Margot (Emilia Jones) is a 20-year-old college student working at a movie theater. One night at the theater, in strolls Robert (Nicholas Braun), a tall, older guy who loves Red Vines. The two share an awkward encounter or two before Robert decides to ask for Margot's number. The two begin texting back and forth, and their texting is fun and flirty (and rendered in a constant stream of text bubbles superimposed over scenes). 

But they haven't really had a real date, save for an extremely awkward impromptu get-together late one night while Margot is working in a college lab. Meanwhile, Margot's very online roommate Taylor (Geraldine Viswanathan) is constantly advising Margot to give up on Robert. But Margot thinks they have a connection, and they decide to finally go on a real date. The result is an absolute disaster. 

A mixed bag

"Cat Person" begins with a famous quote from Margaret Atwood: "Men are afraid that women will laugh at them. Women are afraid that men will kill them." The very real fears that women face every day are highlighted here via Margot's rich imagination — she has flashes of scenarios where Robert is a serial killer about to attack her, and when she strolls home late at night, alone, she grows nervous at every stray sound. This is strong stuff, and "Cat Person" renders it in stylish ways with flourishes of moody lighting and horror movie blocking. But the film also leans into humor, like when Margot and Robert share what might be the worst kiss in movie history (it got a huge laugh at my Sundance screening). 

Blending horror with humor can yield great results, but "Cat Person" doesn't seem to know which angle it wants to play. It does a great job reveling in discomfort and awkwardness, but that's not enough to carry the film. Worse, the script tacks on a big, dramatic, action-packed finale that feels completely out of place while being painfully on the nose. I understand that there probably wasn't enough material in the short story for a feature film, and some additions had to be made. But that doesn't excuse how messy everything feels. The film goes from feeling like a story about genuine-yet-messy human beings to a host of hoary cliches. It's frustrating to say the least. Tacked-on subplots, like one involving Taylor having a feud with someone on Reddit, are cringe-inducing and feel like nothing more than runtime padding. 
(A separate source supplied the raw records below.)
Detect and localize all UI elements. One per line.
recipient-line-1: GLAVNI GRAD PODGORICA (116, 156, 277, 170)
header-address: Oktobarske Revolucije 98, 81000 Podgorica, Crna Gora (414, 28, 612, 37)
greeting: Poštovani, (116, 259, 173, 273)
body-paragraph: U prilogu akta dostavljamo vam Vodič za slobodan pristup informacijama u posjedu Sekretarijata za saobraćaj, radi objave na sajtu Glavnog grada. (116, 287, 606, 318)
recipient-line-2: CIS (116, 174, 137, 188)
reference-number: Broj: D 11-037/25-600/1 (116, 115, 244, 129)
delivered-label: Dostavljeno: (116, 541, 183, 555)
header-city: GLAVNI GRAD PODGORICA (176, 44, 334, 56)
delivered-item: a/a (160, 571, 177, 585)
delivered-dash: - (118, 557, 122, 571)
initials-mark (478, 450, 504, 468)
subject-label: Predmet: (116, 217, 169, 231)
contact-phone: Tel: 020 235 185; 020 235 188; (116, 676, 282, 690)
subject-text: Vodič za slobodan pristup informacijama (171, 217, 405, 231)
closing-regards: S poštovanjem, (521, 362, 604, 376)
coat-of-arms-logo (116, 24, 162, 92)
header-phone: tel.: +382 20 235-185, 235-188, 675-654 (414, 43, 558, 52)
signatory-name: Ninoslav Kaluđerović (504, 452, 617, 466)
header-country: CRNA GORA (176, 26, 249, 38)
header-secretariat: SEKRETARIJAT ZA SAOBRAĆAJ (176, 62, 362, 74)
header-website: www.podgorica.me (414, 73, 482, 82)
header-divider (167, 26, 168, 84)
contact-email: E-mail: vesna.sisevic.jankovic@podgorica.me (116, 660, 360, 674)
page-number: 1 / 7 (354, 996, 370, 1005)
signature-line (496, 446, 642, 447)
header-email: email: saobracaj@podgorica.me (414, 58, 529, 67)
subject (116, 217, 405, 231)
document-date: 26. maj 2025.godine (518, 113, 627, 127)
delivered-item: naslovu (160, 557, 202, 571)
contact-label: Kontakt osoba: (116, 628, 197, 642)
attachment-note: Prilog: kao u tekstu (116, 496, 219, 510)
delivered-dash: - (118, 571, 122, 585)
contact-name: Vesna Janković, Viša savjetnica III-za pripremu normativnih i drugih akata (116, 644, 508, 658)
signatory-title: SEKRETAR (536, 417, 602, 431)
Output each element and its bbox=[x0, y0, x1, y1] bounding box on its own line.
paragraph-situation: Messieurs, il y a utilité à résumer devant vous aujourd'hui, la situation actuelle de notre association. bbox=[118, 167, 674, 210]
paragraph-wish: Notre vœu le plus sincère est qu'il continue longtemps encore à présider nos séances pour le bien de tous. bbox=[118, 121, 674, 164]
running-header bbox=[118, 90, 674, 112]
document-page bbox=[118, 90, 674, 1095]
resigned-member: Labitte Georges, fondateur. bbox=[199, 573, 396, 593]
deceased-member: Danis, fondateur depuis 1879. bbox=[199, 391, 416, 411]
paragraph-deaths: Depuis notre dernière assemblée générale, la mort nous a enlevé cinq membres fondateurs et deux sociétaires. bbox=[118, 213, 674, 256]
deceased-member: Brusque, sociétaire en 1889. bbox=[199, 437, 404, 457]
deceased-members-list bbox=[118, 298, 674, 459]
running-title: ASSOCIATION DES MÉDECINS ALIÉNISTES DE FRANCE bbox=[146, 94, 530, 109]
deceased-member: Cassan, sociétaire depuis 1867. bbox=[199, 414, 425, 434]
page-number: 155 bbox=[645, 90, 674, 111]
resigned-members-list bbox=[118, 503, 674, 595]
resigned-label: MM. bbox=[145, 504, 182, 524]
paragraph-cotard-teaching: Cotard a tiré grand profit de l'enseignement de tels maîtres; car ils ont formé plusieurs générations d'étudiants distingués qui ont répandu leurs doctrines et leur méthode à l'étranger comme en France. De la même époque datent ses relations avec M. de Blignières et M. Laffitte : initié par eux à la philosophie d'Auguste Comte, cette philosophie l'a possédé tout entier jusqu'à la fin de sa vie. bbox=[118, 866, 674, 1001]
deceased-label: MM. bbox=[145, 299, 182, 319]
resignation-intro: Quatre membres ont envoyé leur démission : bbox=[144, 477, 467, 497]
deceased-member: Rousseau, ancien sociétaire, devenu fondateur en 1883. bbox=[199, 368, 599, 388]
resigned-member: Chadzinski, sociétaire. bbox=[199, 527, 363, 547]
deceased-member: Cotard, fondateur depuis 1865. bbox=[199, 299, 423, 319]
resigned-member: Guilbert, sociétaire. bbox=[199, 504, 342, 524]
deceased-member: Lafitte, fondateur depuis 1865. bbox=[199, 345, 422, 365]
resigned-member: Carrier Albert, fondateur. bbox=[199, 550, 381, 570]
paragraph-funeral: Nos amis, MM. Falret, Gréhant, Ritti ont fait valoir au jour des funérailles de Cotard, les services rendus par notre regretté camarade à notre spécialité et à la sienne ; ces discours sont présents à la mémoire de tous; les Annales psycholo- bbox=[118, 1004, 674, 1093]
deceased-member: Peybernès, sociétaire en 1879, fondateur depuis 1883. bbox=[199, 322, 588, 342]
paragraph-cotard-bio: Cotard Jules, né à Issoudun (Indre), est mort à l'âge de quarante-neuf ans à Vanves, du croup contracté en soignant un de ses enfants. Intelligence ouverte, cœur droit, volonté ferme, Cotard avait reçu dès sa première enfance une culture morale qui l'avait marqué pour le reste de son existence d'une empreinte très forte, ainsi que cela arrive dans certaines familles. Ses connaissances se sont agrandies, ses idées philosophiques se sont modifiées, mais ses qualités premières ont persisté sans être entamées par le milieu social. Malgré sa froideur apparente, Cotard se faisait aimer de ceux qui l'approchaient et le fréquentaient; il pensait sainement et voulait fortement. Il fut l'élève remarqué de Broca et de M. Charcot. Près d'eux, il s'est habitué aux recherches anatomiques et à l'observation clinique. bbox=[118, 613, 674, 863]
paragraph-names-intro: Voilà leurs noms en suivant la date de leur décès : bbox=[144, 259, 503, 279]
Jones is funny and likable in the lead, and the way her character struggles with wanting to assert herself while not wanting to offend Robert feels real and grounded, and it's not exactly something you see in movies that often. And Braun is quite amusing as the socially inept and increasingly weird Robert. But the third act effectively torpedos all the hard work the actors have done, instead opting for sound and fury that feels like it's signifying nothing. If "Cat Person" could just strip away all the nonsense and instead focus on its more realistic, genuine elements, it would be something special. Instead, it ends up being a mildly amusing mixed bag.